In these environments, one teacher (and maybe an assistant or two) is asked to supervise as many as twenty students while they use this dangerous equipment.

That hardly seems safer than the close adult supervision of a handful of teenagers in a shop sweeping sawdust or filing papers.

I introduced the Amish Labor Bill to fix this.

The bill was written to allow Amish youth to continue to do certain jobs in businesses where machinery is used to process wood products.

However, the bill contains several important provisions to ensure the safety of Amish youth, including a requirement to stay a safe distance away from dangerous equipment.

The bill passed twice - in 1998 and 1999.

But was stalled until last year when Senator Specter jumped on board and was able to attach it to a spending bill.
The President signed this bill into law in January.

I am working with the government and with some of you to rewrite these regulations.

Anytime a group or an individual resists the predominant culture, there will be tension.

How a culture treats these people and groups tell much about what it values.

When a culture gets to a point where its laws and attitudes endanger the health of these groups, we need to speak out.

I take this part of my job very seriously.

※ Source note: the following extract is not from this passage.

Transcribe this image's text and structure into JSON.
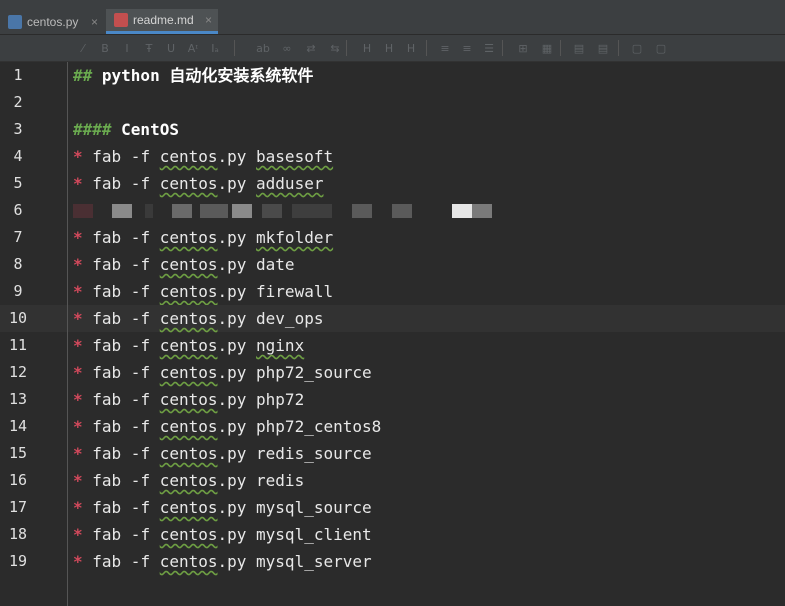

To me, I could not be a Member of the United States House of Representatives if I ignored my Old Order constituents.
I have always said that my goal in Congress - my job - was to bring our values to Washington but not let Washington impose its values on us.

As a lawmaker, I want Washington to have as little say as possible in how we live.

Government should reflect a basic morality, a commitment to freedom, a respect for human life, an ability to protect its citizens.

But it should not force families, small business owners, teachers to live a certain way.

That includes my Old Order constituents as much as it does my English constituents.

If I were to start making a distinction there, where would it stop?

As a person of faith, I very much believe that a society should be based on an individual's right to worship freely.
There will be times when this right may hinder what the government is trying to do.

But when government hinders this right, or takes it away, we all lose something.

The Pilgrims came here in search of freedom to worship.

But, you know, they would have worshipped in England anyway.

Many would have been killed.

The New World offered a chance to do it freely.

There are many pilgrims today who never have a chance to reach the New World.

In many countries, leaders abuse their power to oppress religious minorities.

In many of these countries religious minorities are killed for their faith.

They are imprisoned, persecuted, and ridiculed.

But they worship anyway.

I spend a great deal of time advocating for religious prisoners or speaking out for religious freedom.

When we expose their efforts to the light of day, progress is made.

But that job doesn't stop at the border.

It begins right here at home.

We need to expose this persecution at its earliest stages.

As professionals who work with Old Order communities, I believe our job is to prevent persecution in whatever form it might take.

We are all pilgrims in some sense, looking to live and worship freely.

The question is will this continue to be the New World or will we revert to colonial England?

If Old Order communities cannot worship freely, the power of the state can be abused to take away anyone's freedom to worship as well.

We cannot allow that to happen.

There are many issues facing Old Order communities.

This conference is touching on a lot of them.

If we are not a culture that values these communities, we will lose them and we will lose part of ourselves along with them.

I look forward to continuing to work with you on how I can best represent the issues facing Old Order communities in Congress.

I have some time for questions, if you have any.